According to research released Tuesday, scientists have used CRISPR gene-editing technology to successfully block the transmission of the SARS-CoV2 virus in infected human cells to help in Covid treatments. Writing in the journal Nature Communications, researchers in Australia said that the tool was effective against viral transmissions in lab tests. Animal trials to begin soon, they are hoping.
CRISPR allows scientists to modify gene function and modify gene function, which has already shown results in eliminating the genetic coding that drives the development of children’s cancer.
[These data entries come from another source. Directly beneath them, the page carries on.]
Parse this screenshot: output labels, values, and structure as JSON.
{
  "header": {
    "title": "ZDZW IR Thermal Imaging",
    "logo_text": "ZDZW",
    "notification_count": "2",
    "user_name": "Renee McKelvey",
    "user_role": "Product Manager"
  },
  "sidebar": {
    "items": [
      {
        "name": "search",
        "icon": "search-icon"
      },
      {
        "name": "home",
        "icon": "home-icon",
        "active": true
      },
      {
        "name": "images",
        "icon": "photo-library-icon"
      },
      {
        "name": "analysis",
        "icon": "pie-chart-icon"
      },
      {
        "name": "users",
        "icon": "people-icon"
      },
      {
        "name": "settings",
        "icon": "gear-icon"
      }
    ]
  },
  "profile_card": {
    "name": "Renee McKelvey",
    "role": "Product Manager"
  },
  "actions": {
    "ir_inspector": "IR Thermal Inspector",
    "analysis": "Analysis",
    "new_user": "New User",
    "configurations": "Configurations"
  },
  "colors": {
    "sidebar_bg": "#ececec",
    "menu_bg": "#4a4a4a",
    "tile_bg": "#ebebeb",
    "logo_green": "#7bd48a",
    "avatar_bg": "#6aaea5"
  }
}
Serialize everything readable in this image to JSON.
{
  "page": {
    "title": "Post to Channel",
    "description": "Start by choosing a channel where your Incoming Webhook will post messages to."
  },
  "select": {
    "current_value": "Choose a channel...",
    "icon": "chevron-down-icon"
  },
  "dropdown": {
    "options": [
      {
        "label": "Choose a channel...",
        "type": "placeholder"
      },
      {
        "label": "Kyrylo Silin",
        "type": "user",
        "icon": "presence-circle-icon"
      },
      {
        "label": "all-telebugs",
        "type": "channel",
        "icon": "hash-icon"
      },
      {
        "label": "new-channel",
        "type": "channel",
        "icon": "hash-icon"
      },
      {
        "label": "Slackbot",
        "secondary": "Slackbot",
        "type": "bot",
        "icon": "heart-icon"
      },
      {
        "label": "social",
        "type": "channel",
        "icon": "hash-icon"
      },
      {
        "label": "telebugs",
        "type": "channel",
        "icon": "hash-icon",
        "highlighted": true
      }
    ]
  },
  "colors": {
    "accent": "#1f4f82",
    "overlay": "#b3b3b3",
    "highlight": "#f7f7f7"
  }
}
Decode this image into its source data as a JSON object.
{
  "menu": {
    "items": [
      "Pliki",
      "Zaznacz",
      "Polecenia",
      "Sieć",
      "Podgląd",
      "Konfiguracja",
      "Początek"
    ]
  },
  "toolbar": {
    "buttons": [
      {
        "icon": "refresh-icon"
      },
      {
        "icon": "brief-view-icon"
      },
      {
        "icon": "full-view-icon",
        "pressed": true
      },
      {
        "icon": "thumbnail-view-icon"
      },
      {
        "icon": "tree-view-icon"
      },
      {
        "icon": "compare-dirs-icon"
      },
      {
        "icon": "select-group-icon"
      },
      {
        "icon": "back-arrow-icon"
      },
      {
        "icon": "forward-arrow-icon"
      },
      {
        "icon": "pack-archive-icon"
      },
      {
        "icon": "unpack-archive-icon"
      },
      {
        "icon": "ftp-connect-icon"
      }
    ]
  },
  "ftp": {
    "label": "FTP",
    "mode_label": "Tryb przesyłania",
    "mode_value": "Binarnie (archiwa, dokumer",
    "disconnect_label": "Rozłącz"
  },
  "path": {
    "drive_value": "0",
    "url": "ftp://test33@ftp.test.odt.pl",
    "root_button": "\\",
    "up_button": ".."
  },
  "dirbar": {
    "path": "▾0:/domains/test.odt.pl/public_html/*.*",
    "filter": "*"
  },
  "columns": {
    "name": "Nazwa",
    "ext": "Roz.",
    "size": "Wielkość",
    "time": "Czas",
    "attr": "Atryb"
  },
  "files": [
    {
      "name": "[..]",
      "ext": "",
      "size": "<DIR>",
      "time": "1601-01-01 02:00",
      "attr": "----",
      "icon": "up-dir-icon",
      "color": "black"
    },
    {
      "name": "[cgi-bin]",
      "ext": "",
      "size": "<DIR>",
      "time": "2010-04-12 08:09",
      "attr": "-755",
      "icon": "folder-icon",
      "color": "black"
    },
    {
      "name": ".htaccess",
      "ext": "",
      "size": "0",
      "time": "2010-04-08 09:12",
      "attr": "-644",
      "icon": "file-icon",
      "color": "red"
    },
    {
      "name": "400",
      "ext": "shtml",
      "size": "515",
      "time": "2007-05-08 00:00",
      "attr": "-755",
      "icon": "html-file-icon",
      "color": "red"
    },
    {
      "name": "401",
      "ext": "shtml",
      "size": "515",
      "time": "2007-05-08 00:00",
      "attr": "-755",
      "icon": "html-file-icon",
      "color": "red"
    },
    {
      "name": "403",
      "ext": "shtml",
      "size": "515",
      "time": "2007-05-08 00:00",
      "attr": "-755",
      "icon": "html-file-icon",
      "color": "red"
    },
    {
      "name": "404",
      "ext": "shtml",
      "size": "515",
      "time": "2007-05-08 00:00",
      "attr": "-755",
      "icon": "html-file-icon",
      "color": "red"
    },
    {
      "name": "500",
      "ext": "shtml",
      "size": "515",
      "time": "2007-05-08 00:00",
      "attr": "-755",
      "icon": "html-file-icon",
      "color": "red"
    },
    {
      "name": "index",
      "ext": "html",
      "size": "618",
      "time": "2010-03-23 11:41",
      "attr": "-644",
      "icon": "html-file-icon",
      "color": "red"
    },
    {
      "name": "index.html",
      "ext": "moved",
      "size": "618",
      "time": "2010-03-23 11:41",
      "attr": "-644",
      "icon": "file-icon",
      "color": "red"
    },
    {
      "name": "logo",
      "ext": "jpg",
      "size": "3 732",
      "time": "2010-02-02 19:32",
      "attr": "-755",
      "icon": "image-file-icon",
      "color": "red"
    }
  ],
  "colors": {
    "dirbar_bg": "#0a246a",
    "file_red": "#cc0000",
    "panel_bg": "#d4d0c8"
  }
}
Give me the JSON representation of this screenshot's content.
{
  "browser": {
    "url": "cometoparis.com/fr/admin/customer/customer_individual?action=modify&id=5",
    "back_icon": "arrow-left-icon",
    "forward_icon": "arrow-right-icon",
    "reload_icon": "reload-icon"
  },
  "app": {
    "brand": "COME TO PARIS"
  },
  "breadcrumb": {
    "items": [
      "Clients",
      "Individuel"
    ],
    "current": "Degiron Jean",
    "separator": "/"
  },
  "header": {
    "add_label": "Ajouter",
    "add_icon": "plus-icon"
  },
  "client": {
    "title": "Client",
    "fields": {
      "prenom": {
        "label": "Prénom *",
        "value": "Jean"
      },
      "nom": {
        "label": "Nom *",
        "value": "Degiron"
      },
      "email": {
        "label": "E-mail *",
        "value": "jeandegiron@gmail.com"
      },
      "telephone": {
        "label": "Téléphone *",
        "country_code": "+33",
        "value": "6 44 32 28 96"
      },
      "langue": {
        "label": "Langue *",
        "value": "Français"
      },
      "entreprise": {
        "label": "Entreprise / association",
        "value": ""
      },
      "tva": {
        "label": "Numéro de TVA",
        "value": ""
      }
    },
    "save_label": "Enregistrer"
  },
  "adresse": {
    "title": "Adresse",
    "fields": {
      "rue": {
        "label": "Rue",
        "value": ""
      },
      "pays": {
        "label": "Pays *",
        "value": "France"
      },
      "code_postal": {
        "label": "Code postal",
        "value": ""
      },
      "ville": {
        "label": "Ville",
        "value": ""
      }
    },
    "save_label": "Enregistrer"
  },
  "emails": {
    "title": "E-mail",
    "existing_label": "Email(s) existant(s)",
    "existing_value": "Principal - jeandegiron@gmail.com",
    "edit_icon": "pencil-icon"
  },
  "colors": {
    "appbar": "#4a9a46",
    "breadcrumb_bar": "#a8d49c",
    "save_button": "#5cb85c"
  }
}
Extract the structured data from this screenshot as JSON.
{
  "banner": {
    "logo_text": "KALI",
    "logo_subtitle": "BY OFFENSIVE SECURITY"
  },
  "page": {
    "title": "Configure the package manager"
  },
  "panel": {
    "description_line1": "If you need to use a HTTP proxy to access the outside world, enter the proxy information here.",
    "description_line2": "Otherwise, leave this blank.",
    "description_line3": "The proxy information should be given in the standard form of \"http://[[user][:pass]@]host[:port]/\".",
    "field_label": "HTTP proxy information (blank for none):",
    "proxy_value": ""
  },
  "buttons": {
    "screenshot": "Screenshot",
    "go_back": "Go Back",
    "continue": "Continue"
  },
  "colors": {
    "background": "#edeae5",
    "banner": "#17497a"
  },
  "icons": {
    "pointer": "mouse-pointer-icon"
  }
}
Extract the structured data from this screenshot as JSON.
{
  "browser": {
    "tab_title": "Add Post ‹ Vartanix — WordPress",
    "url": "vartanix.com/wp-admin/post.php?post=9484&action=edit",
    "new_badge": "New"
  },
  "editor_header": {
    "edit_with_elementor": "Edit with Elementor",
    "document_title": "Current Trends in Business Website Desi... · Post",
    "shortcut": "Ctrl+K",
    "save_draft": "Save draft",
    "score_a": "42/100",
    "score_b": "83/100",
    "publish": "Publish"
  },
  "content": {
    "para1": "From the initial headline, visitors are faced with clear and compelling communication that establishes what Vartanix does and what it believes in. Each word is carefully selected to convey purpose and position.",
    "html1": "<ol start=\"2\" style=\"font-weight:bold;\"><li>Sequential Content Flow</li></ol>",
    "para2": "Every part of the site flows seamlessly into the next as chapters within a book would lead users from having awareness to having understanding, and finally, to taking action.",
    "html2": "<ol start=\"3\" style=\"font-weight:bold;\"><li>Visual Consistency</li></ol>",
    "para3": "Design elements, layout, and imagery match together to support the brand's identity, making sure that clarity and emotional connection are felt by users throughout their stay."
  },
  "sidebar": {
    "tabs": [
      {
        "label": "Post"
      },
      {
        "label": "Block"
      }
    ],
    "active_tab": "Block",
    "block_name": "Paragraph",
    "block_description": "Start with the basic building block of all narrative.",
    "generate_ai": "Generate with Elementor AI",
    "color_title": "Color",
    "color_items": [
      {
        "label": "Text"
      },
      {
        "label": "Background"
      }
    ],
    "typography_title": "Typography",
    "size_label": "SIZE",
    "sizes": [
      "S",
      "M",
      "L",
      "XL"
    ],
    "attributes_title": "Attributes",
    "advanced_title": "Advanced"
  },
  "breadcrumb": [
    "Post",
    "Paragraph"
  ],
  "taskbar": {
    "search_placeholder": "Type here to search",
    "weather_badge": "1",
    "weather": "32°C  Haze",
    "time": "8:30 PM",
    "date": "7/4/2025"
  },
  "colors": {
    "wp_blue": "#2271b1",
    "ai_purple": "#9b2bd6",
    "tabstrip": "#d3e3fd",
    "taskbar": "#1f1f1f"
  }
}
An enzyme, CRISPR-Cas13b, was used by the team in Tuesday’s study that binds to relevant RNA sequences on the Covid and degrades the genome it needs to replicate inside human cells.
Lead author Sharon Lewin from Australia’s Peter Doherty Institute for Infection and Immunity told AFP that to recognize SARS-CoV-2, the team had designed the CRISPR tool, the virus responsible for Covid. “Once the virus is recognized, the CRISPR enzyme is activated and chops up the virus,” she said. “We targeted several parts of the virus – parts that are very stable and don’t change and parts that are highly changeable – and all worked very well in chopping up the virus.”
The technique also succeeded in stopping viral replication in samples of Alpha variant. There are many Covid vaccines available on the market, but treatment options are still scarce and not entirely effective.
According to Lewin, it is widely available medicine, using the CRISPR technique was probably years, not months away. But she insisted that the tool helps tackle Covid. Lewin said they still need better treatment for people who are hospitalized due to Covid. Current choices are limited, and at best, they reduce the risk of death by 30%. She said the ideal treatment would be a simple antiviral, taken orally that as soon as patients are tested positive for Covid are given. This would prevent them from getting a severe illness and, in turn, reduce the pressure in hospitals and health care.